Femtomolar Congener-Selective Detection of Perfluoroalkyl Substances in Water by a Cyclodextrin-Oriented Molecularly Imprinted Transistor Sensor

Perfluoroalkyl substances (PFASs) pose significant environmental risk due to their persistence and toxicity, while the structural similarity among congeners complicates selective detection in complex matrices. This study presents a β-cyclodextrin (β-CD)-oriented molecular imprinting strategy integrated with an extended gate field-effect transistor (EGFET) sensor. The approach leverages the hydrophobic cavity of β-CD to achieve preorientation of PFAS template molecules followed by electropolymerization of o-phenylenediamine (o-PD) in the presence of BMIMBF4 ionic liquid (IL) to form molecularly imprinted polymers (MIPs) with enhanced recognition specificity. PFAS binding to imprinted sites induces interfacial charge redistribution, which is amplified through field-effect modulation and converted to measurable threshold voltage shift. This multiple recognition enables differential binding patterns for structurally similar PFAS molecules, achieving femtomolar detection limits (25 fM for perfluorooctanesulfonate, 73 fM for perfluorodecanoic acid) with excellent selectivity.
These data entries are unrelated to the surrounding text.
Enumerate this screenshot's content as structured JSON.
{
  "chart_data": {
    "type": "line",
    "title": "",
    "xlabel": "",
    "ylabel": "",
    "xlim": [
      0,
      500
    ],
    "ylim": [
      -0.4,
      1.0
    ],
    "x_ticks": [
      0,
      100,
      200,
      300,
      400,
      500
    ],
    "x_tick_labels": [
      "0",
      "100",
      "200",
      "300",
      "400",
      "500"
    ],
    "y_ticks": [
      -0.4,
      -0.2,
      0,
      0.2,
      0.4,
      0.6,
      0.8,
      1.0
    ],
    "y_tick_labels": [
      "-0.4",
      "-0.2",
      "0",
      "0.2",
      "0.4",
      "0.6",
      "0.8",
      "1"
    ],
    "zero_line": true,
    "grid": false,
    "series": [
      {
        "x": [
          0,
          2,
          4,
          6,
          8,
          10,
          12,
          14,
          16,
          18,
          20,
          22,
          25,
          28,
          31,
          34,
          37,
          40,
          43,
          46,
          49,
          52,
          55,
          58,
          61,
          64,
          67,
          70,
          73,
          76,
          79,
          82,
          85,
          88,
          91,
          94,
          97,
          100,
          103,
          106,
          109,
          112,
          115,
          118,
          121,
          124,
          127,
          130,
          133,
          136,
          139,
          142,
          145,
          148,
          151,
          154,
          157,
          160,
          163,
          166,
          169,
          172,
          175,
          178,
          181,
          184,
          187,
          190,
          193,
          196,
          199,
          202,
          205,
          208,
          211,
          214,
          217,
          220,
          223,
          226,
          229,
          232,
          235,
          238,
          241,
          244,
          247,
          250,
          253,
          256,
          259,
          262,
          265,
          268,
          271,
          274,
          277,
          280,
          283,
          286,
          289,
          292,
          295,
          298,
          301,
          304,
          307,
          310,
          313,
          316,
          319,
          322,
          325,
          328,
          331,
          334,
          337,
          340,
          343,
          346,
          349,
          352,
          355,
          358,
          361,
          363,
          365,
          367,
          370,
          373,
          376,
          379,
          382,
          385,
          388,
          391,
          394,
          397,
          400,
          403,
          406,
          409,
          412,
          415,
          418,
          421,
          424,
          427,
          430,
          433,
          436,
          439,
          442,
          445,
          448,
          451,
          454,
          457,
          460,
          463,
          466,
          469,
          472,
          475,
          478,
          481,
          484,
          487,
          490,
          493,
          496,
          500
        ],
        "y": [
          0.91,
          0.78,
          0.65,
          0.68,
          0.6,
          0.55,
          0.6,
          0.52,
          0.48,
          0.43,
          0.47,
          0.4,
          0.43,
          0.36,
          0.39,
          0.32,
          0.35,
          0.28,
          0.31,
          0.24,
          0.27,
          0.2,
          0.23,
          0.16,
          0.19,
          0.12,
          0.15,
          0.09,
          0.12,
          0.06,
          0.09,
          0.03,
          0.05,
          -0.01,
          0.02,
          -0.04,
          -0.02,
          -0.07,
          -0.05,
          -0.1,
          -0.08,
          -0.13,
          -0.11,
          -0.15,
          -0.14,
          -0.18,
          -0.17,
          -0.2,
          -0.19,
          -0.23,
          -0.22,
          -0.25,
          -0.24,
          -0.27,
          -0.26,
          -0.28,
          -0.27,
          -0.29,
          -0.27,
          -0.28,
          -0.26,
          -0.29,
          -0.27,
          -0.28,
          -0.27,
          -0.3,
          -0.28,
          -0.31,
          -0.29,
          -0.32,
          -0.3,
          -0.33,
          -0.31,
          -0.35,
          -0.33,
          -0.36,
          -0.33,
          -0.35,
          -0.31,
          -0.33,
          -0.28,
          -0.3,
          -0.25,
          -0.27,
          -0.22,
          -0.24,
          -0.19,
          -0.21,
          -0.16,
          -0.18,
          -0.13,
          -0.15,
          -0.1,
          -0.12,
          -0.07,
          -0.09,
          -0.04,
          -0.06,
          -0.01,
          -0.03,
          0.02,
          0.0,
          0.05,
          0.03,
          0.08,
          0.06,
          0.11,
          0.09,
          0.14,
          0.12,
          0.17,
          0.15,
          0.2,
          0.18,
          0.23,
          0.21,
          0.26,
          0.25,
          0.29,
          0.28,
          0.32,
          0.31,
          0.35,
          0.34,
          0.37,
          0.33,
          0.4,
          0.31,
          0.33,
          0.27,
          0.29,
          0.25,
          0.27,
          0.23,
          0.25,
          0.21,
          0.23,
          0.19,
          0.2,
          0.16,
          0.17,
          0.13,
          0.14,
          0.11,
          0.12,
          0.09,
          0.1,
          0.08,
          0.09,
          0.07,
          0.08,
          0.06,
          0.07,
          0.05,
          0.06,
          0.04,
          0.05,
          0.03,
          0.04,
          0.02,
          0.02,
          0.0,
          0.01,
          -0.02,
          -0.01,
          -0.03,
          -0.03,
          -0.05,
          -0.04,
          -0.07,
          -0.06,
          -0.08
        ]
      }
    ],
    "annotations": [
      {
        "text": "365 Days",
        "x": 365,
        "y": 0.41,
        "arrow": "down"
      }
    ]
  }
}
The sensors demonstrate robust performance across diverse environmental matrices, including tap water, river water, chromium electroplating wastewater, and surrounding groundwater. Real-world application of the sensor to industrial electroplating sites reveals distinct contamination levels spanning 10-9 to 10-5 M in wastewater and 10-12 to 10-7 M in groundwater, which represent outstanding analytical correlation validated against liquid chromatography-tandem mass spectrometry (LC-MS/MS). The developed sensor provides a practical solution for rapid, simplified PFAS screening in a contaminated environmental medium.